The central channel, the shushumna opens most easily when there is a balance in the other two channels; the ida and pingala which respectively correspond to the feminine and masculine energies.  Our bodies are structured in duality, the masculine and feminine aspects opposite and complementary; dancing with each other acting out the drama of incompleteness seeking completion.  This is the Cosmic Play and tantra is the interweaving of the male and female, the active and receptive energies to return to the comic unity vibrating as one. In Hindu mythology the male aspect is Shiva, who dwells in the crown chakra near the top of the head and the female aspect is Shakti, sleeping near the base chakra at the base of the spine, symbolised as a serpent, Kundalini.  Shakti has to be awakened, journey up the shushumna (near the spine) and be reunited with Shiva to live in transcendent bliss. This can only happen when the Kundalini is awakened and shushumna opened through a balancing of ida and pingala. Only through woman can a man be enlightened as she is the dynamic principle. In tantra women lead, women initiate. Also only when male and female principles are in balance can this happen.


This balancing can only happen when there is a mutual respect for the male and female principles and this is an internal process for each person as much as it is an external one in relationships. In Tibetan Buddhist tantra, much of it connected to the monastic traditions and performed by monks or nuns it is usual to focus, using visualisations, on the internal balancing of these energies. For those of us not committed to the celibate path; it involves the more difficult task of taking it in to relationships.  Of course we have been wounded in relationships which is why the healing aspects of tantra with an affirming model of relationship is so important.


Part of the problem is that we live in a culture which worships achievement, prestige, wealth and male energy. This has led women who are struggling for recognition to act in a masculine way disconnecting from the power of their female energy. The power of the feminine is not acknowledged and unconsciously feared. Our culture is out of balance.

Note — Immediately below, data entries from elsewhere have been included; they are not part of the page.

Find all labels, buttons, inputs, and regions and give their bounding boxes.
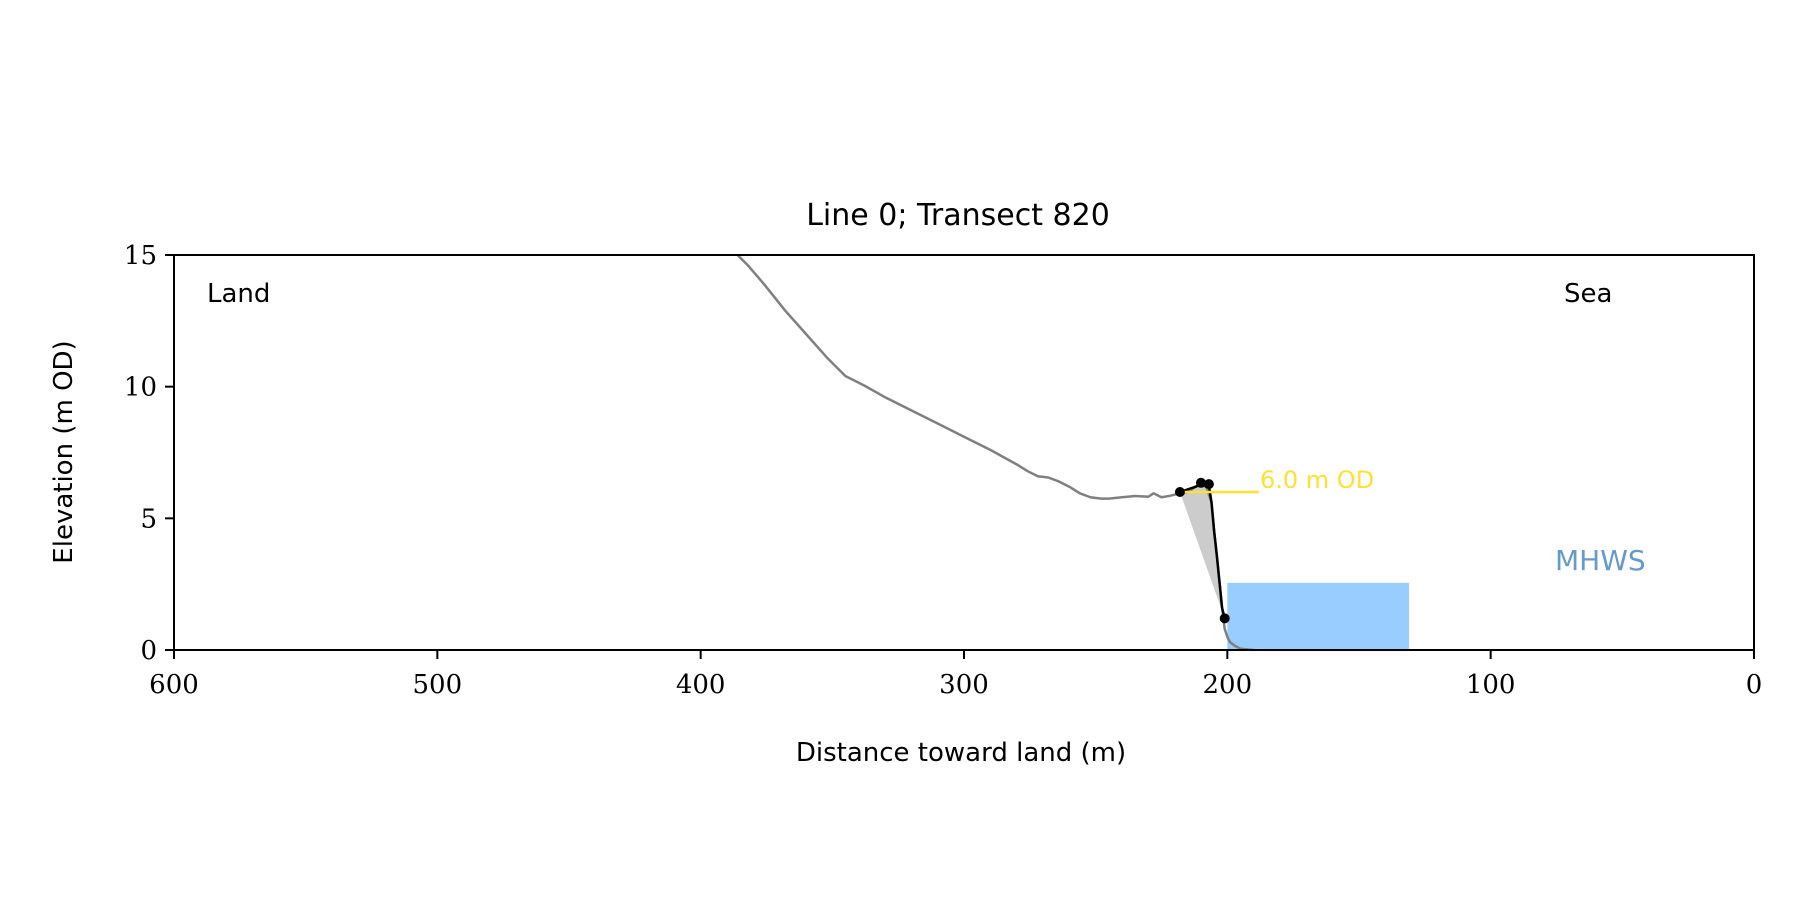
- x-tick-label-0: 0: [1746, 670, 1763, 700]
- y-tick-label-0: 0: [140, 636, 157, 666]
- od-level-label: 6.0 m OD: [1260, 466, 1374, 494]
- land-label: Land: [207, 279, 270, 309]
- mhws-band: [1227, 582, 1410, 650]
- shaded-feature-area: [1179, 482, 1225, 619]
- feature-point-1: [1196, 477, 1206, 488]
- x-axis-label: Distance toward land (m): [796, 738, 1126, 768]
- y-axis-label: Elevation (m OD): [49, 340, 79, 563]
- x-tick-label-600: 600: [149, 670, 199, 700]
- plot-area: [736, 254, 1410, 652]
- feature-point-3: [1219, 613, 1230, 624]
- feature-point-0: [1174, 487, 1185, 497]
- sea-label: Sea: [1564, 279, 1612, 309]
- feature-point-2: [1203, 479, 1214, 490]
- x-tick-label-300: 300: [939, 670, 989, 700]
- y-tick-label-10: 10: [124, 373, 157, 403]
- plot-frame: [173, 254, 1755, 651]
- x-axis: 600 500 400 300 200 100 0: [149, 650, 1762, 700]
- chart-title: Line 0; Transect 820: [806, 198, 1110, 233]
- series-line-profile: [736, 254, 1254, 652]
- y-tick-label-5: 5: [140, 504, 157, 534]
- x-tick-label-500: 500: [413, 670, 463, 700]
- x-tick-label-200: 200: [1203, 670, 1253, 700]
- mhws-label: MHWS: [1555, 544, 1646, 577]
- x-tick-label-100: 100: [1466, 670, 1516, 700]
- y-tick-label-15: 15: [124, 241, 157, 271]
- x-tick-label-400: 400: [676, 670, 726, 700]
- y-axis: 0 5 10 15: [124, 241, 174, 666]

Finding a balance between your inner Shiva and your inner Shakti is not only personally healing but what our culture needs. This balance comes from expanding to master both energies so that we can use them appropriately. Generally in situations of abuse the expansion of energies which would allow the victim to find the masculine quality of assertion, setting boundaries are precisely what is not allowed. Fear causes us to either contract or to become emotionally and psychically absent; effectively the same thing as not expanding into our full energy space which would allow the appropriate qualities to be embraced and used.


In Tibetan tantra there are many images and stories of deities. They are drawn on tankas, the cloth wall pictures hung with ribbon, and celebrated in songs and verses. The importance of them is simply that they represent energies which we can embody. In our culture there are not many powerful any dynamic images of women. For example there is Pithesvari more commonly known as the Red Tara in which the female Buddha appears as red, wrathful, with eight arms and four faces, dancing in a ring of flames, ornamented with human bones and with loosely flowing hair.  One of her epithets is Glorious Queen of Bliss and Joy. Beneath the ferocious exterior she is blissful, wise and tender. There are visualisation practices and mantras associated with the Red Tara. Such practices can help heal and can empower by reminding the practitioner of the range of female energies beyond the gentle loving image of Mary.